Enough. I’ve had enough. There’ve been worse winters, but not in recent memory. There’ve been far greater accumulations of snow-in 1979, for instance, and 1967-but none with the relentless frequency we’ve seen this winter.

It snowed again last Friday, on Feb. 29, as if nature needed an extra day this year to adequately inflict upon us the full measure of winter’s misery. Yesterday, snow was expected yet again-for the 36th time this season.

I’ve had enough. Of snow and ice and slush. Of sidewalks flooded with frigid water. Of gray skies and slow slogs with uncertain footing across slick and treacherously uneven surfaces. Of parking spaces rendered illegal due to plowing operations. Of garage aprons that have been cleared, and cleared again, and then again, only to be covered up yet again. Many municipalities have all but run out of road salt. Mail service is being delayed in Oak Park due to the number of postal carriers injured after slipping and falling.

Whatever joy there was to experience of winter is gone, replaced by grousing and frustrated profanities.
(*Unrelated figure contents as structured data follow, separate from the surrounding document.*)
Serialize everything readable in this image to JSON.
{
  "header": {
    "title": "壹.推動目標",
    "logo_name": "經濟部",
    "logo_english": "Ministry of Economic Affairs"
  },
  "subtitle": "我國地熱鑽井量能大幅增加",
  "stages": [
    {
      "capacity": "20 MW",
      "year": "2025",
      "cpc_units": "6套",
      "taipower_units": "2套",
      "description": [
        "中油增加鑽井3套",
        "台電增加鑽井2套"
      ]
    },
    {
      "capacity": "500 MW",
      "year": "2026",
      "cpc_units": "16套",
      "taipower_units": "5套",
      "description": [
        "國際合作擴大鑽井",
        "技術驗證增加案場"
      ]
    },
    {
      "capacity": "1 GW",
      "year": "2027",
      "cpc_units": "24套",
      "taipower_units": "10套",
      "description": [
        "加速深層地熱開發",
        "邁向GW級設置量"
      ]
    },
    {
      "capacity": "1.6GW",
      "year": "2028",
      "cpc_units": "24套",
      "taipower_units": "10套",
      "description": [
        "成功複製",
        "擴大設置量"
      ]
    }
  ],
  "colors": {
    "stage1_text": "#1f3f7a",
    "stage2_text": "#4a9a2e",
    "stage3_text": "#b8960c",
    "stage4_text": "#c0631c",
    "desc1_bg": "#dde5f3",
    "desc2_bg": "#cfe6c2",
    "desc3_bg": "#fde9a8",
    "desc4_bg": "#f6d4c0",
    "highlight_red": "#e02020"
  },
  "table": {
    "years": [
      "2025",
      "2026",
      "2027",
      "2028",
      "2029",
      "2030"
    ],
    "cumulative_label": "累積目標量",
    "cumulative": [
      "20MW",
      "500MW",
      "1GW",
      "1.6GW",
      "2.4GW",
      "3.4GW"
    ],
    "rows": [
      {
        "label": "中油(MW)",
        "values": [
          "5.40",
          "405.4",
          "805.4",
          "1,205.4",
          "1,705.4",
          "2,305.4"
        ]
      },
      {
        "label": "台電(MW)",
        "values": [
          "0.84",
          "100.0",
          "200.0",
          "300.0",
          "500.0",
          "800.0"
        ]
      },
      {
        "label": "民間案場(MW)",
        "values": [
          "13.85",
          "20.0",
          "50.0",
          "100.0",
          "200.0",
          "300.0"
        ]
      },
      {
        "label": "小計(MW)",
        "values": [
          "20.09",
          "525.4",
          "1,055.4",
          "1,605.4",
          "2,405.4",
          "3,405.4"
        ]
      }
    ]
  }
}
The virgin white blanket I see across our backyard as I gaze out my study window no longer holds any charm. The flocked branches of the fir tree outside the window have lost their beauty.

All has become endurance in the face of what feels like an onslaught, like Chinese water torture by snow flake. Long gone is the enjoyable sense of splendid isolation I felt as I stood in pre-dawn light after I’d cleared some 250 feet of sidewalk, watching the sky grow pinkish gray as my labored breath formed vaporous clouds. Whatever satisfaction such efforts brought in December has been replaced by the dull, chill dread of slush fatigue.
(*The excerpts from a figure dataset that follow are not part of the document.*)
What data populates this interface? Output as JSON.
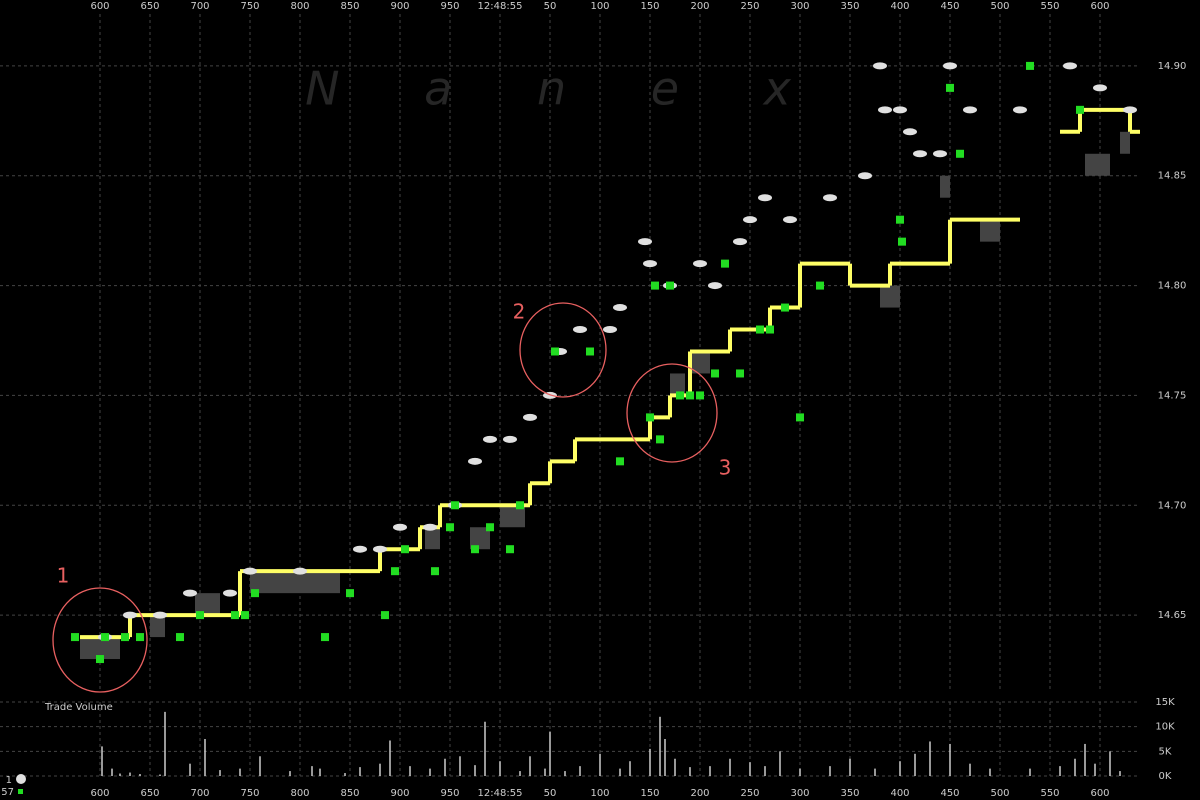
{
  "chart_data": {
    "type": "tick",
    "watermark": "N a n e x",
    "xticks": [
      {
        "value": 600,
        "label": "600"
      },
      {
        "value": 650,
        "label": "650"
      },
      {
        "value": 700,
        "label": "700"
      },
      {
        "value": 750,
        "label": "750"
      },
      {
        "value": 800,
        "label": "800"
      },
      {
        "value": 850,
        "label": "850"
      },
      {
        "value": 900,
        "label": "900"
      },
      {
        "value": 950,
        "label": "950"
      },
      {
        "value": 1000,
        "label": "12:48:55"
      },
      {
        "value": 1050,
        "label": "50"
      },
      {
        "value": 1100,
        "label": "100"
      },
      {
        "value": 1150,
        "label": "150"
      },
      {
        "value": 1200,
        "label": "200"
      },
      {
        "value": 1250,
        "label": "250"
      },
      {
        "value": 1300,
        "label": "300"
      },
      {
        "value": 1350,
        "label": "350"
      },
      {
        "value": 1400,
        "label": "400"
      },
      {
        "value": 1450,
        "label": "450"
      },
      {
        "value": 1500,
        "label": "500"
      },
      {
        "value": 1550,
        "label": "550"
      },
      {
        "value": 1600,
        "label": "600"
      }
    ],
    "xlim": [
      500,
      1640
    ],
    "ylim": [
      14.615,
      14.93
    ],
    "yticks": [
      {
        "value": 14.65,
        "label": "14.65"
      },
      {
        "value": 14.7,
        "label": "14.70"
      },
      {
        "value": 14.75,
        "label": "14.75"
      },
      {
        "value": 14.8,
        "label": "14.80"
      },
      {
        "value": 14.85,
        "label": "14.85"
      },
      {
        "value": 14.9,
        "label": "14.90"
      }
    ],
    "grid": true,
    "nbbo": {
      "color": "#ffff66",
      "x": [
        580,
        630,
        740,
        850,
        880,
        920,
        940,
        1020,
        1030,
        1050,
        1075,
        1130,
        1150,
        1170,
        1190,
        1230,
        1270,
        1300,
        1350,
        1390,
        1450,
        1470,
        1520,
        1560,
        1580,
        1610,
        1630
      ],
      "values": [
        14.64,
        14.65,
        14.67,
        14.67,
        14.68,
        14.69,
        14.7,
        14.7,
        14.71,
        14.72,
        14.73,
        14.73,
        14.74,
        14.75,
        14.77,
        14.78,
        14.79,
        14.81,
        14.8,
        14.81,
        14.83,
        14.83,
        null,
        14.87,
        14.88,
        14.88,
        14.87
      ]
    },
    "spread": {
      "color": "#444444",
      "x0": [
        580,
        650,
        695,
        750,
        925,
        970,
        1000,
        1170,
        1190,
        1380,
        1440,
        1480,
        1585,
        1620
      ],
      "x1": [
        620,
        665,
        720,
        840,
        940,
        990,
        1025,
        1185,
        1210,
        1400,
        1450,
        1500,
        1610,
        1630
      ],
      "low": [
        14.63,
        14.64,
        14.65,
        14.66,
        14.68,
        14.68,
        14.69,
        14.75,
        14.76,
        14.79,
        14.84,
        14.82,
        14.85,
        14.86
      ],
      "high": [
        14.64,
        14.65,
        14.66,
        14.67,
        14.69,
        14.69,
        14.7,
        14.76,
        14.77,
        14.8,
        14.85,
        14.83,
        14.86,
        14.87
      ]
    },
    "quotes": {
      "color": "#e0e0e0",
      "x": [
        605,
        630,
        660,
        690,
        730,
        750,
        800,
        860,
        880,
        900,
        930,
        955,
        975,
        990,
        1010,
        1030,
        1050,
        1060,
        1080,
        1110,
        1120,
        1145,
        1150,
        1170,
        1200,
        1215,
        1240,
        1250,
        1265,
        1290,
        1330,
        1365,
        1380,
        1385,
        1400,
        1410,
        1420,
        1440,
        1450,
        1470,
        1520,
        1570,
        1600,
        1630
      ],
      "values": [
        14.64,
        14.65,
        14.65,
        14.66,
        14.66,
        14.67,
        14.67,
        14.68,
        14.68,
        14.69,
        14.69,
        14.7,
        14.72,
        14.73,
        14.73,
        14.74,
        14.75,
        14.77,
        14.78,
        14.78,
        14.79,
        14.82,
        14.81,
        14.8,
        14.81,
        14.8,
        14.82,
        14.83,
        14.84,
        14.83,
        14.84,
        14.85,
        14.9,
        14.88,
        14.88,
        14.87,
        14.86,
        14.86,
        14.9,
        14.88,
        14.88,
        14.9,
        14.89,
        14.88
      ]
    },
    "trades": {
      "color": "#22dd22",
      "x": [
        575,
        600,
        605,
        625,
        640,
        680,
        700,
        735,
        745,
        755,
        825,
        850,
        885,
        895,
        905,
        935,
        950,
        955,
        975,
        990,
        1010,
        1020,
        1055,
        1090,
        1120,
        1150,
        1155,
        1160,
        1170,
        1180,
        1190,
        1200,
        1215,
        1225,
        1240,
        1260,
        1270,
        1285,
        1300,
        1320,
        1400,
        1402,
        1450,
        1460,
        1530,
        1580
      ],
      "values": [
        14.64,
        14.63,
        14.64,
        14.64,
        14.64,
        14.64,
        14.65,
        14.65,
        14.65,
        14.66,
        14.64,
        14.66,
        14.65,
        14.67,
        14.68,
        14.67,
        14.69,
        14.7,
        14.68,
        14.69,
        14.68,
        14.7,
        14.77,
        14.77,
        14.72,
        14.74,
        14.8,
        14.73,
        14.8,
        14.75,
        14.75,
        14.75,
        14.76,
        14.81,
        14.76,
        14.78,
        14.78,
        14.79,
        14.74,
        14.8,
        14.83,
        14.82,
        14.89,
        14.86,
        14.9,
        14.88
      ]
    },
    "volume": {
      "title": "Trade Volume",
      "color": "#cccccc",
      "ylim": [
        0,
        15000
      ],
      "yticks": [
        {
          "value": 15000,
          "label": "15K"
        },
        {
          "value": 10000,
          "label": "10K"
        },
        {
          "value": 5000,
          "label": "5K"
        },
        {
          "value": 0,
          "label": "0K"
        }
      ],
      "x": [
        602,
        612,
        620,
        630,
        640,
        660,
        665,
        690,
        705,
        720,
        740,
        760,
        790,
        812,
        820,
        845,
        860,
        880,
        890,
        910,
        930,
        945,
        960,
        975,
        985,
        1000,
        1020,
        1030,
        1045,
        1050,
        1065,
        1080,
        1100,
        1120,
        1130,
        1150,
        1160,
        1165,
        1175,
        1190,
        1210,
        1230,
        1250,
        1265,
        1280,
        1300,
        1330,
        1350,
        1375,
        1400,
        1415,
        1430,
        1450,
        1470,
        1490,
        1530,
        1560,
        1575,
        1585,
        1595,
        1610,
        1620
      ],
      "values": [
        6000,
        1500,
        500,
        700,
        400,
        300,
        13000,
        2500,
        7500,
        1200,
        1500,
        4000,
        1000,
        2000,
        1500,
        600,
        1800,
        2500,
        7200,
        2000,
        1500,
        3500,
        4000,
        2200,
        11000,
        3000,
        1000,
        4000,
        1500,
        9000,
        1000,
        2000,
        4500,
        1500,
        3000,
        5500,
        12000,
        7500,
        3500,
        1800,
        2000,
        3500,
        2800,
        2000,
        5000,
        1500,
        2000,
        3500,
        1500,
        3000,
        4500,
        7000,
        6500,
        2500,
        1500,
        1500,
        2000,
        3500,
        6500,
        2500,
        5000,
        1000
      ]
    },
    "annotations": [
      "1",
      "2",
      "3"
    ],
    "size_legend": [
      "1",
      "57"
    ]
  }
}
I’m weary of the tight, hunched posture and the driven gait of winter, head down in determined bursts as I try to get from one place to another without landing on my back and in the emergency room.
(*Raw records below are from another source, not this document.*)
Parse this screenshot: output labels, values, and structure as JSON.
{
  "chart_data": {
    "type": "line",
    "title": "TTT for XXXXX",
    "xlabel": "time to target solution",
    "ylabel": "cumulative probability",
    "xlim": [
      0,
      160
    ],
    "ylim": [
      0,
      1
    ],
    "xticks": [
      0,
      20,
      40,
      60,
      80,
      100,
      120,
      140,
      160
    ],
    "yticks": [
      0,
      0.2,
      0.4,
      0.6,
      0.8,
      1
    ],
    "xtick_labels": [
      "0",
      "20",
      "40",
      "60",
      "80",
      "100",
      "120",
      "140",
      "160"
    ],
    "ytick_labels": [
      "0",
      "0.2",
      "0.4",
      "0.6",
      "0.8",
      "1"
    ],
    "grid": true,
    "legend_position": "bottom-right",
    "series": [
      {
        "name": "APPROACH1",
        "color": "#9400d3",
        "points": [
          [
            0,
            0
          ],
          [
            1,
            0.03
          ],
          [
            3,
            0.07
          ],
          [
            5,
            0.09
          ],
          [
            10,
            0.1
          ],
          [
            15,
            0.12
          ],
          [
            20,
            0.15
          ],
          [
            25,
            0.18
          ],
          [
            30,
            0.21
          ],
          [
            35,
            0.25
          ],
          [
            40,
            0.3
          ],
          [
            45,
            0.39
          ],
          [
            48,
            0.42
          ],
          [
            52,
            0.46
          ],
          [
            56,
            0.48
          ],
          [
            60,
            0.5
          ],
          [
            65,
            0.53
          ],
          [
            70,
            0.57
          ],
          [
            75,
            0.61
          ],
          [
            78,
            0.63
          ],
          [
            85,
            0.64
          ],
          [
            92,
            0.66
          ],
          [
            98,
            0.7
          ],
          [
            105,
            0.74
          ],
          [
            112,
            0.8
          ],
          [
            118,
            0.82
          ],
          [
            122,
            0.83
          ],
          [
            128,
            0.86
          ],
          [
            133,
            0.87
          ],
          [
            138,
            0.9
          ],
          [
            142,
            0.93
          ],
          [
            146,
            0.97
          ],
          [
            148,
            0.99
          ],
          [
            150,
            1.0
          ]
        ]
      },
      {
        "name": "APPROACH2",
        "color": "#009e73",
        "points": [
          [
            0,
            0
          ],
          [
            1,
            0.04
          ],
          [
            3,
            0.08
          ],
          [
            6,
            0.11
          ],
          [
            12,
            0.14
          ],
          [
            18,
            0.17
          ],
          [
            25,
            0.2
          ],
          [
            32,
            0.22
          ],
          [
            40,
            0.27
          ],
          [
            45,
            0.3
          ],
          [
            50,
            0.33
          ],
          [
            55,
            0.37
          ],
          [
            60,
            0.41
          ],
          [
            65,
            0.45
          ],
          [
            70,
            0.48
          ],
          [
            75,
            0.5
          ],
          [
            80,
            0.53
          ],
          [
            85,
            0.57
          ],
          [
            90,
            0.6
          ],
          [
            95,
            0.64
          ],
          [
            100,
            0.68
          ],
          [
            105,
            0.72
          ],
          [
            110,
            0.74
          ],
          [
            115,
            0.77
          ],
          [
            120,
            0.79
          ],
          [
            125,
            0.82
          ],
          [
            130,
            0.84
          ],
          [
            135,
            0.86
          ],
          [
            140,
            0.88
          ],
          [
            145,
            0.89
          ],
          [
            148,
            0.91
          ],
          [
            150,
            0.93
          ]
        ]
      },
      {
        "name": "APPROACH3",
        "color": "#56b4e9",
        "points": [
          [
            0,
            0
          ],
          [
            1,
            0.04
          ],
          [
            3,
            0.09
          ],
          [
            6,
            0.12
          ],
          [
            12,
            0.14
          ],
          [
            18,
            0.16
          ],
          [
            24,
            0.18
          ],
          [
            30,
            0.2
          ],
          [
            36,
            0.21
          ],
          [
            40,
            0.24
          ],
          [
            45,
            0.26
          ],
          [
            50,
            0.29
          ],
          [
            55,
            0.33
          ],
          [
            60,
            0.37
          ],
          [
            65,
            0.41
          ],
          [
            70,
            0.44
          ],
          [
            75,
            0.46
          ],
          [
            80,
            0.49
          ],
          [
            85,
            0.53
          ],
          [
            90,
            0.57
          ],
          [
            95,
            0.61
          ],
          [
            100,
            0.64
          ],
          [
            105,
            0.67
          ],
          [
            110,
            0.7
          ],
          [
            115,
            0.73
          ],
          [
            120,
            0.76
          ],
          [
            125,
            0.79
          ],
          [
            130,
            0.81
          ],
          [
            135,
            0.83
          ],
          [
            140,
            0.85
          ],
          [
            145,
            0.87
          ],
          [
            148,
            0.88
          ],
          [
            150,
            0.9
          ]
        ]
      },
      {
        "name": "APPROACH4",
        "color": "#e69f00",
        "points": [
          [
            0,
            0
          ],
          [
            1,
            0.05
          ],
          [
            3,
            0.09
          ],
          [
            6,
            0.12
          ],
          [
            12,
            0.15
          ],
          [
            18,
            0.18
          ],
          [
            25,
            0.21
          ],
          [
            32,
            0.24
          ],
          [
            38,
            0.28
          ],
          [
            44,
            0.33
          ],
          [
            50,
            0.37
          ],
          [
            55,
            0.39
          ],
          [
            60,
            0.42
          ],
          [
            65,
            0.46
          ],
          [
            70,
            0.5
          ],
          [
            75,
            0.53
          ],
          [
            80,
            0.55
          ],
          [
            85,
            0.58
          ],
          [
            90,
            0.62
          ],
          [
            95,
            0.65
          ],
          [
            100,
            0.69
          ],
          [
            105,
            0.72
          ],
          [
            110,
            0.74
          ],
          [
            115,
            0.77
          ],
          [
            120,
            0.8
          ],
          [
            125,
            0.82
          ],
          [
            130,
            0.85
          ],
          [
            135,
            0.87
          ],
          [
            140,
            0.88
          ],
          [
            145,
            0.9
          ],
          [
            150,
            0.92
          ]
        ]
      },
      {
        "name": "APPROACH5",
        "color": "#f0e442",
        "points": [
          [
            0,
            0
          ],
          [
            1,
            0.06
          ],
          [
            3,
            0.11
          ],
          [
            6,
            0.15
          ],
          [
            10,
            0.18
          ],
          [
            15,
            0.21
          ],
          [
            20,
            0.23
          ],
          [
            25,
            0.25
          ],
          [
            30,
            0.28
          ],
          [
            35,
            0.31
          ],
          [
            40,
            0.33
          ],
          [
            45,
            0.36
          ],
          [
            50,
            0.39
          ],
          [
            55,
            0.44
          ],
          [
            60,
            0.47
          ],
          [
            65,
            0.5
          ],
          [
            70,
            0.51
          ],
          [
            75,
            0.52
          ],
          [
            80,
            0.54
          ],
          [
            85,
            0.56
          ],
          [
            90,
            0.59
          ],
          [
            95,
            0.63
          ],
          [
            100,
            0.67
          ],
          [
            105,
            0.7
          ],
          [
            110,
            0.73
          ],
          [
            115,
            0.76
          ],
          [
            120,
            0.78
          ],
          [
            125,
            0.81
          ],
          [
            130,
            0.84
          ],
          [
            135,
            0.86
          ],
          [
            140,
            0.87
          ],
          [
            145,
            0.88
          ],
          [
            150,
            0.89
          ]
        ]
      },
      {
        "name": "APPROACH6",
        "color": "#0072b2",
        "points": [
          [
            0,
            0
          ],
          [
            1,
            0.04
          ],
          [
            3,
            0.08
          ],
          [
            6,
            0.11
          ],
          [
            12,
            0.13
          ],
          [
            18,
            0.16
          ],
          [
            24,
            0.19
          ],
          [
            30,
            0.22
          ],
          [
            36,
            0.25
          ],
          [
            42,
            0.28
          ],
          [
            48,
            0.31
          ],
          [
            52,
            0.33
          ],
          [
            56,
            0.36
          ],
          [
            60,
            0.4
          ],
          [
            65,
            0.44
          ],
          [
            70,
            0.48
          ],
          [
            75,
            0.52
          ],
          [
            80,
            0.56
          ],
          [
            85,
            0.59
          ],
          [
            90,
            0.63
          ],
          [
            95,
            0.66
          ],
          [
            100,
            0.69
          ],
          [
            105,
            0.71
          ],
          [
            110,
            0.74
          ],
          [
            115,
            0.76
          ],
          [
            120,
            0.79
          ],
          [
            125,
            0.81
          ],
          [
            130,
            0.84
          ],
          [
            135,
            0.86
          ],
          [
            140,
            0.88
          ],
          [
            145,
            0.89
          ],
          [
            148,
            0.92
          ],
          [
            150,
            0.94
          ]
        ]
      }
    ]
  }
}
White Christmas? I’m dreaming of a Green Memorial Day, of a Slow and Hazy 4th of July. Of the pleasure of relaxed and easy movement. Of shorts and T-shirts, puttering in the garden, chatting over the fence while barbecuing. Drifting over to the neighbor’s deck for languid evenings amid soft breezes, where the only salt is on the lip of a Margarita glass, the only slush, the only chill, inside said glass.

I know. Spring and summer aren’t without their challenges. There’s much work to be done around our home, the rest of the garage to be sided in cedar, a fence to be finished, hours of gardening. But it’s all work that can be scheduled as we see fit, not tasks that suddenly confront us one summer morning after another, requiring us to throw on sweats and old jackets and create a path to and from the garage just so we can get to work.

Perhaps there’ll come a time when I’ll feel the same about heat and humidity and sunlight as I now feel about ice and snow and gray skies. When I grow weary of feeling hot and sticky, tire of the three-shower days and mosquitos and relentless sun, perhaps.

But if you catch me moaning about the heat in July or August, feel free to whack me with a snow shovel or a bag of rock salt. I’ll thank you for the reminder.